Il est allongé au sol, blessé, le souffle court. La vidéo devenue virale sur les réseaux sociaux montre « Congo », l’un des braqueurs les plus redoutés de Kinshasa, confessant avec une étonnante lucidité les dessous de ses crimes. Ce bandit multirécidiviste, arrêté pour la troisième fois, parle sans filtre : noms, opérations, complicités internes… tout y passe.
Selon ses dires, plusieurs attaques à main armée survenues à Lemba, en avril et juin 2025, ont été organisées par un certain Colonel Ramazani, présenté comme le cerveau de l’opération. Il cite également un commandant Imoti, chef d’escorte, comme celui qui aurait facilité son évasion de l’auditorat militaire le mois précédent, en échange de 1 200 dollars américains envoyés via Mobile Money. « Mon complice Panzu avait pris une arme à un militaire, et moi, je suis allé chercher une moto pour le transporter », confesse-t-il, visiblement affaibli.

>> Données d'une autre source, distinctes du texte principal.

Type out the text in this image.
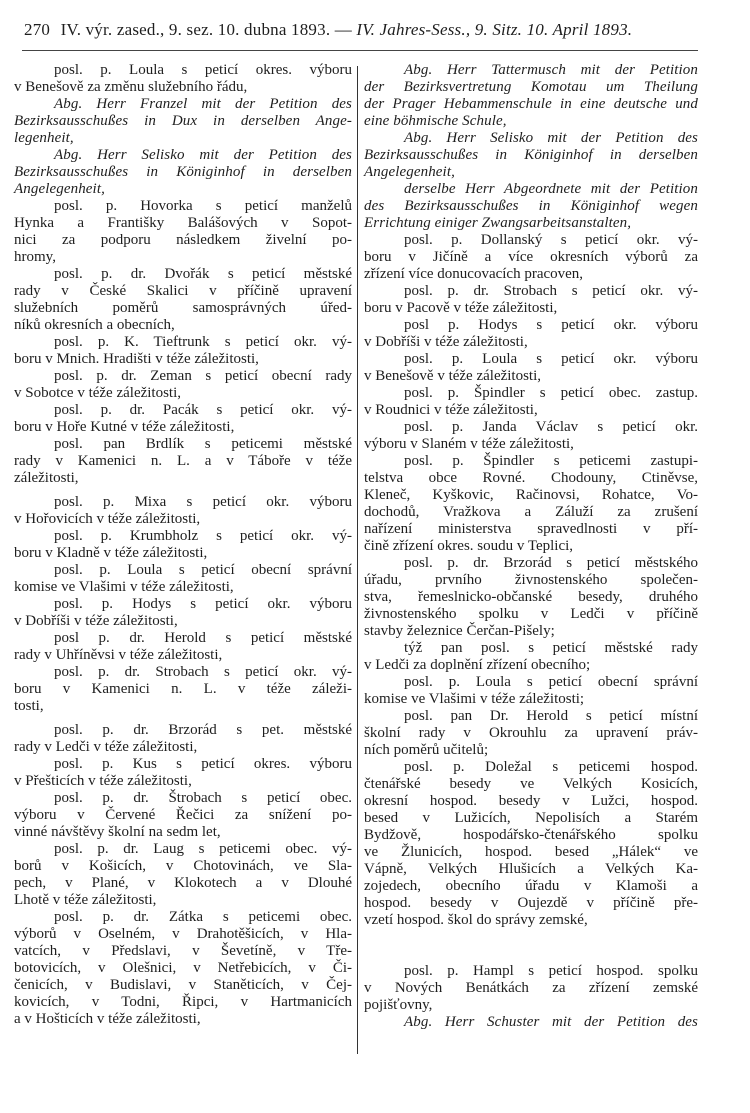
270 IV. výr. zased., 9. sez. 10. dubna 1893. — IV. Jahres-Sess., 9. Sitz. 10. April 1893.
posl. p. Loula s peticí okres. výboru
v Benešově za změnu služebního řádu,
Abg. Herr Franzel mit der Petition des
Bezirksausschußes in Dux in derselben Ange-
legenheit,
Abg. Herr Selisko mit der Petition des
Bezirksausschußes in Königinhof in derselben
Angelegenheit,
posl. p. Hovorka s peticí manželů
Hynka a Františky Balášových v Sopot-
nici za podporu následkem živelní po-
hromy,
posl. p. dr. Dvořák s peticí městské
rady v České Skalici v příčině upravení
služebních poměrů samosprávných úřed-
níků okresních a obecních,
posl. p. K. Tieftrunk s peticí okr. vý-
boru v Mnich. Hradišti v téže záležitosti,
posl. p. dr. Zeman s peticí obecní rady
v Sobotce v téže záležitosti,
posl. p. dr. Pacák s peticí okr. vý-
boru v Hoře Kutné v téže záležitosti,
posl. pan Brdlík s peticemi městské
rady v Kamenici n. L. a v Táboře v téže
záležitosti,
posl. p. Mixa s peticí okr. výboru
v Hořovicích v téže záležitosti,
posl. p. Krumbholz s peticí okr. vý-
boru v Kladně v téže záležitosti,
posl. p. Loula s peticí obecní správní
komise ve Vlašimi v téže záležitosti,
posl. p. Hodys s peticí okr. výboru
v Dobříši v téže záležitosti,
posl p. dr. Herold s peticí městské
rady v Uhříněvsi v téže záležitosti,
posl. p. dr. Strobach s peticí okr. vý-
boru v Kamenici n. L. v téže záleži-
tosti,
posl. p. dr. Brzorád s pet. městské
rady v Ledči v téže záležitosti,
posl. p. Kus s peticí okres. výboru
v Přešticích v téže záležitosti,
posl. p. dr. Štrobach s peticí obec.
výboru v Červené Řečici za snížení po-
vinné návštěvy školní na sedm let,
posl. p. dr. Laug s peticemi obec. vý-
borů v Košicích, v Chotovinách, ve Sla-
pech, v Plané, v Klokotech a v Dlouhé
Lhotě v téže záležitosti,
posl. p. dr. Zátka s peticemi obec.
výborů v Oselném, v Drahotěšicích, v Hla-
vatcích, v Předslavi, v Ševetíně, v Tře-
botovicích, v Olešnici, v Netřebicích, v Či-
čenicích, v Budislavi, v Staněticích, v Čej-
kovicích, v Todni, Řipci, v Hartmanicích
a v Hošticích v téže záležitosti,
Abg. Herr Tattermusch mit der Petition
der Bezirksvertretung Komotau um Theilung
der Prager Hebammenschule in eine deutsche und
eine böhmische Schule,
Abg. Herr Selisko mit der Petition des
Bezirksausschußes in Königinhof in derselben
Angelegenheit,
derselbe Herr Abgeordnete mit der Petition
des Bezirksausschußes in Königinhof wegen
Errichtung einiger Zwangsarbeitsanstalten,
posl. p. Dollanský s peticí okr. vý-
boru v Jičíně a více okresních výborů za
zřízení více donucovacích pracoven,
posl. p. dr. Strobach s peticí okr. vý-
boru v Pacově v téže záležitosti,
posl p. Hodys s peticí okr. výboru
v Dobříši v téže záležitosti,
posl. p. Loula s peticí okr. výboru
v Benešově v téže záležitosti,
posl. p. Špindler s peticí obec. zastup.
v Roudnici v téže záležitosti,
posl. p. Janda Václav s peticí okr.
výboru v Slaném v téže záležitosti,
posl. p. Špindler s peticemi zastupi-
telstva obce Rovné. Chodouny, Ctiněvse,
Kleneč, Kyškovic, Račinovsi, Rohatce, Vo-
dochodů, Vražkova a Záluží za zrušení
nařízení ministerstva spravedlnosti v pří-
čině zřízení okres. soudu v Teplici,
posl. p. dr. Brzorád s peticí městského
úřadu, prvního živnostenského společen-
stva, řemeslnicko-občanské besedy, druhého
živnostenského spolku v Ledči v příčině
stavby železnice Čerčan-Pišely;
týž pan posl. s peticí městské rady
v Ledči za doplnění zřízení obecního;
posl. p. Loula s peticí obecní správní
komise ve Vlašimi v téže záležitosti;
posl. pan Dr. Herold s peticí místní
školní rady v Okrouhlu za upravení práv-
ních poměrů učitelů;
posl. p. Doležal s peticemi hospod.
čtenářské besedy ve Velkých Kosicích,
okresní hospod. besedy v Lužci, hospod.
besed v Lužicích, Nepolisích a Starém
Bydžově, hospodářsko-čtenářského spolku
ve Žlunicích, hospod. besed „Hálek“ ve
Vápně, Velkých Hlušicích a Velkých Ka-
zojedech, obecního úřadu v Klamoši a
hospod. besedy v Oujezdě v příčině pře-
vzetí hospod. škol do správy zemské,
posl. p. Hampl s peticí hospod. spolku
v Nových Benátkách za zřízení zemské
pojišťovny,
Abg. Herr Schuster mit der Petition des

« Congo » affirme que lors du braquage d’un shop au terminus de Lemba, ils étaient sept membres du gang, dont lui-même, John, Éric, Samson, Danny, Jonathan, etc. Certains seraient des conducteurs de taxi-motos. Cette même équipe serait responsable du braquage d’une chambre froide à Lemba, d’un autre forfait à Salongo, à la terrasse du boxeur Martin Bakole, etc.
A Lemba, indique-t-il, c’est son complice Panzu qui avait abattu un policier voulant intervenir.
Balançant ses deux autres complices, Éric et Samson, Congo précise qu’ils sont en l’instant en fuite à Mbuji-Mayi, alors qu’un autre est à Boma. « A UPN, c’est une équipe dirigée par Muluba qui est auteur du braquage spectulaire qui y a eu lieu… »,a-t-il déclaré.
Fin de cavale à Mont-Ngafula
Le jeudi 12 juin 2025, le gang a tenté un nouveau coup à Mont-Ngafula, précisément dans le quartier Masangambila, sur l’avenue Tshakwiva. Mais cette fois-ci, leur cavale s’est heurtée à la réactivité des unités de la Police nationale congolaise.
C’est après une course-poursuite engagée sur la route By-pass, à la hauteur de l’arrêt « Bel Air », que la voiture des braqueurs, en mauvais état, est tombée en panne. Une aubaine pour les forces de l’ordre qui ont rapidement maîtrisé la situation. Grièvement blessé par balle, le chef du gang « Congo » a été capturé sur-le-champ.
Les habitants du quartier ont salué la rapidité et l’efficacité des policiers, alors que l’enquête a été confiée aux autorités compétentes.
Des complicités au sommet ?
Les accusations de « Congo » jettent une lumière crue sur l’ampleur des complicités au sein même de l’appareil sécuritaire. Si ses dires sont confirmés, il s’agirait d’un véritable réseau mafieux mêlant criminels de terrain et officiers en uniforme.
La Police nationale appelle à la vigilance et à la collaboration de la population pour faire tomber ces réseaux tentaculaires et rétablir la sécurité dans la capitale congolaise.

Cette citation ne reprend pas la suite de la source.